Члены Мира искусства были причастны ко многим значительным событиям художественной жизни, характеризующим расширение художественных контактов русских и французских художников второй половины 1900-х-первой половины и середины 1910-х годов. Этим событиям посвящен четвертый раздел данной главы: Русские в Париже. Вторая половина 1900-х - первая половина 1910-х годов. После выставки русского искусства в Осеннем Салоне 1906 года присутствие художников из России на парижской художественной сцене стало более заметным - еще одно следствие того резонанса, который эта экспозиция вызвала. Причем масштаб дарования обращавшего на себя внимание художника не был не столь важен - главное, что он происходил из России. Некоторые из тогдашних русских парижан как бы подтверждали прежнюю репутацию русской живописи как наглядного пособия для изучения экзотичной для европейцев жизни и первозданной природы этой загадочной и необъятной страны (художник А. Борисов с его сериями арктических пейзажей, имел немалый успех в Париже в 1907 году). Эксплуатировались и такие стороны русской экзотики, как кустарное производство и наивный вкус в прикладном искусстве и мотивы фольклорной архаики в произведениях профессиональных художников. Так, например, на выставках, организованных в Париже в 1907 году княгиней М. Тенишевой, были представлены ее собственные эмали, изделия кустарей из Талашкина и произведения П. Рериха, И. Билибина, А. Щусева.
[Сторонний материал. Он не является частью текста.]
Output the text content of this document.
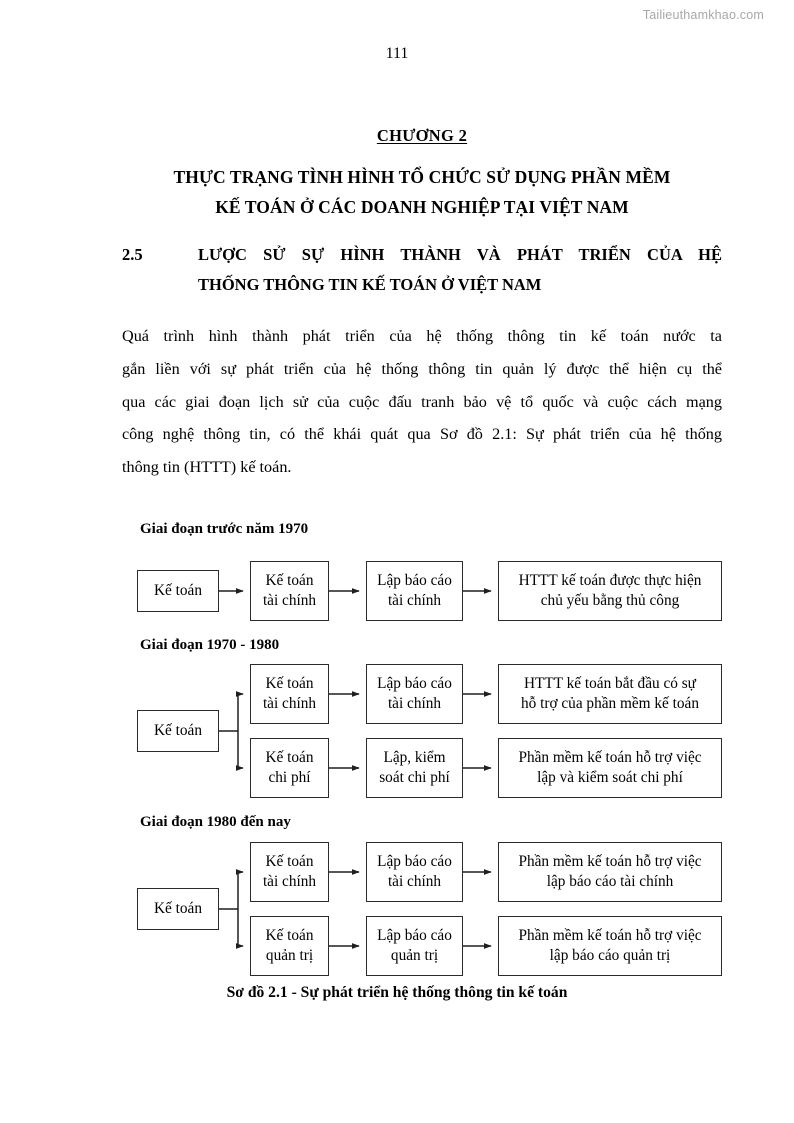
Tailieuthamkhao.com
111
CHƯƠNG 2
THỰC TRẠNG TÌNH HÌNH TỔ CHỨC SỬ DỤNG PHẦN MỀM
KẾ TOÁN Ở CÁC DOANH NGHIỆP TẠI VIỆT NAM
2.5	LƯỢC SỬ SỰ HÌNH THÀNH VÀ PHÁT TRIỂN CỦA HỆ
THỐNG THÔNG TIN KẾ TOÁN Ở VIỆT NAM
Quá trình hình thành phát triển của hệ thống thông tin kế toán nước ta
gắn liền với sự phát triển của hệ thống thông tin quản lý được thể hiện cụ thể
qua các giai đoạn lịch sử của cuộc đấu tranh bảo vệ tổ quốc và cuộc cách mạng
công nghệ thông tin, có thể khái quát qua Sơ đồ 2.1: Sự phát triển của hệ thống
thông tin (HTTT) kế toán.
Giai đoạn trước năm 1970
Kế toán
Kế toán
tài chính
Lập báo cáo
tài chính
HTTT kế toán được thực hiện
chủ yếu bằng thủ công
Giai đoạn 1970 - 1980
Kế toán
Kế toán
tài chính
Lập báo cáo
tài chính
HTTT kế toán bắt đầu có sự
hỗ trợ của phần mềm kế toán
Kế toán
chi phí
Lập, kiểm
soát chi phí
Phần mềm kế toán hỗ trợ việc
lập và kiểm soát chi phí
Giai đoạn 1980 đến nay
Kế toán
Kế toán
tài chính
Lập báo cáo
tài chính
Phần mềm kế toán hỗ trợ việc
lập báo cáo tài chính
Kế toán
quản trị
Lập báo cáo
quản trị
Phần mềm kế toán hỗ trợ việc
lập báo cáo quản trị
Sơ đồ 2.1 - Sự phát triển hệ thống thông tin kế toán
Начиная с того же 1907 года все большее число художников из России показывало свои работы в Осеннем Салоне, независимо от того, приезжали ли они специально к выставке (как, например, Л. Бакст, С. Судейкин, Н. Милиоти, П. Кузнецов), или же жили в Париже постоянно (Е. Кругликова, Н. Тархов и др.). Качественный состав русских экспонентов и Осеннего, и Салона Независимых постепенно менялся: бывшие завсегдатаи - мирискусники и голуборозовцы оттеснялись представителями новых творческих поколений. На Осенних салонах 1908-1909 годов это были К. Петров-Водкин, П. Кончаловский, И. Машков, М. Васильева и другие. К этому стоит добавить, что в середине 1900-х - начале 1910-х годов на выставках Салона Независимых и Осеннего салона В Кандинский и А. Явленский регулярно показывали свои работы, сочетавшие черты югендстиля и экспрессионизма.
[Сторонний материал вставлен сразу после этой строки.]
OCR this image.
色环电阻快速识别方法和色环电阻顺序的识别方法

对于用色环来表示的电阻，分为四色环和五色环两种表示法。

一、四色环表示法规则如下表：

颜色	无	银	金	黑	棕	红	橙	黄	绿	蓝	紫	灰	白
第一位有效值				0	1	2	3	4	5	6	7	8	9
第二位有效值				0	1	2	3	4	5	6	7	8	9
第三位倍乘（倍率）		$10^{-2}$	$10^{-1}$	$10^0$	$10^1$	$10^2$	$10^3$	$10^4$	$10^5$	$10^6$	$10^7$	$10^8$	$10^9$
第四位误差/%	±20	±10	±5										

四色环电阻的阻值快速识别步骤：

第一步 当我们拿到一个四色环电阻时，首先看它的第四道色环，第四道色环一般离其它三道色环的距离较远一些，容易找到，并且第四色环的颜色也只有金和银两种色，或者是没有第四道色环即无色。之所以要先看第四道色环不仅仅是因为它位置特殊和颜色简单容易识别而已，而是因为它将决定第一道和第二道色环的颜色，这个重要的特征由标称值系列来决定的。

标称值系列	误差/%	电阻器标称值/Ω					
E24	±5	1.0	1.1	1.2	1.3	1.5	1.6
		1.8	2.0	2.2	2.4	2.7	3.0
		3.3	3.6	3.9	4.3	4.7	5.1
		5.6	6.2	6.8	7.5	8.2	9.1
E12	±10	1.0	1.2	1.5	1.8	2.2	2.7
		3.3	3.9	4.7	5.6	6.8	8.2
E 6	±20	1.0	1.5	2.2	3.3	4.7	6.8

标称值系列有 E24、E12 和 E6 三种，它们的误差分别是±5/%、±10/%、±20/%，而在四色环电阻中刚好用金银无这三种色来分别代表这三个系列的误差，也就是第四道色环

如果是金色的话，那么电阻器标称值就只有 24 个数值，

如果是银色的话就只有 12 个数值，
Молодые и амбициозные художники, стремившиеся в радикальному преобразованию художественных систем и обретению новых путей в творчестве, все решительнее устремлялись в Париж, чтобы продолжать там свое профессиональное образование. Некоторые из них задерживались во французской столице на несколько лет (М. Шагал, Д. Штеренберг, Н. Альтман, И. Пуни, В. Баранов-Россинэ, Ю. Анненков, А. Экстер, Л. Попова, Н. Удальцова и др.), кто-то был там проездом (В. Татлин), а кто-то оставался там навсегда (С. Шаршун, А. Архипенко, X. Сутин, Ж. Липшиц, О. Цадкин, с 1915 г. - М. Ларионов и Н. Гончарова). Благодаря присутствию в Париже немалого числа художников из России естественным было создание нового их сообщества. В 1909 году на Монпарнасе (ул. Буассонад, 13) было основано Литературно-художественное общество, которое систематически устраивало выставки русских парижан совместно с другими коллегами по парижской школе.
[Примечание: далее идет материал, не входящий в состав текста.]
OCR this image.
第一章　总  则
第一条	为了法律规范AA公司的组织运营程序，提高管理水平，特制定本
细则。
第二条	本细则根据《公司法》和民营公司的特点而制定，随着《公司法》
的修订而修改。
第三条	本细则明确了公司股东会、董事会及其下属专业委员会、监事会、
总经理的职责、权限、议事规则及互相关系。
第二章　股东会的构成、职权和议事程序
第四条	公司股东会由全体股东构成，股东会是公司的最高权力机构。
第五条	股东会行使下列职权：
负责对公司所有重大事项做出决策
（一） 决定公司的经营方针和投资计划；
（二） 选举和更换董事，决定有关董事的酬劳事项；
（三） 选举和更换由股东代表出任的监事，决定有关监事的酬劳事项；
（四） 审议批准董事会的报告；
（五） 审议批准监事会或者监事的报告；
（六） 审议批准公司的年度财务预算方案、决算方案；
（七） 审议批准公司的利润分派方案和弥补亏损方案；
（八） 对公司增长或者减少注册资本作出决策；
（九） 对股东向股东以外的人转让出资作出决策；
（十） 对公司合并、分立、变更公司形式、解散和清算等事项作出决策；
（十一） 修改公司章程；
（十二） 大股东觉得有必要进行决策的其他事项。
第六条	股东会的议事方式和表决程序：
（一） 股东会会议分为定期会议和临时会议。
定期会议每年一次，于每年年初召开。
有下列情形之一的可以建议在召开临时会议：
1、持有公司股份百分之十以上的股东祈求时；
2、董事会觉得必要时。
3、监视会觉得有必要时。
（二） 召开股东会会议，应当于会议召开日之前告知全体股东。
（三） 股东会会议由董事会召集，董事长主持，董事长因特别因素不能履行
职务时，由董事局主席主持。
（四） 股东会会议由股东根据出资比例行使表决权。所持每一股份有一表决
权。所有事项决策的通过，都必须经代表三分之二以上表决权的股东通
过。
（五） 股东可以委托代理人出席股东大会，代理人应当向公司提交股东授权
На парижской художественной арене, таким образом, сосуществовали различные творческие тенденции российского искусства начала XX века - и те, которые были связаны с уходящими направлениями конца предшествующего столетия (символизмом и модерном), и те, которые устремлялись на путь формальных экспериментов. Примечательно, что такое своеобразное соперничество получило продолжение и позже, когда реально сложилась первая волна русской художественной эмиграции, - в 1920-е-1930-е годы (об этом говорится в четвертой главе диссертации). Выставки и той, и другой направленности происходили в Париже почти параллельно. Например, в 1910 году в галерее Бернгейма-младшего состоялась выставка Русские художники. Организованная известным критиком и поэтом С. Маковским, она представившая работы мирискусников разных поколений. И именно с этого времени начинает клониться к закату слава и авторитет большинства мастеров этого круга; они постепенно уходили с арены художественной жизни, а на смену им приходили новаторские эксперименты в станковых искусствах. Старшие мирискусники - А. Бенуа, Л. Бакст, Н. Рерих, А. Головин все более сосредотачивались на сценографии, а их имена оставались известными парижской публике только благодаря успеху дягилевских Русских сезонов. Впрочем, постепенно и в этой сфере, с легкой руки С. Дягилева, старую гвардию начинали теснить более дерзкие и молодые новаторы, причем не только из России (Н. Гончарова, М. Ларионов, Б. Анисфельд, П. Челищев, Н. Габо, А. Пезнер, С. Делоне, Л. Сюрваж и др.), но и из самой Франции (П. Пикассо, А. Матисс, А. Дерен, Ж. Брак, Ж. Руо и др.). Удельный вес и авторитет динамичных сторонников авангардных исканий неуклонно рос, чему способствовала общность их интересов европейскими, в частности, французскими коллегами и сверстниками. Обширный русский раздел Осеннего салона 1913 года и Салона Независимых 1914 года, большая персональная экспозиция М. Ларионова и Н. Гончаровой в галерее П. Гийома весной 1914 года, получившие заметный резонанс не только в профессиональных кругах, но и в парижской печати, открывали новые интереснейшие перспективы творческих обменов и контактов. Однако им помешали исторические катаклизмы - мировая война и революции в России, переместившие проблему свободных художественных связей и контактов в совсем иную плоскость.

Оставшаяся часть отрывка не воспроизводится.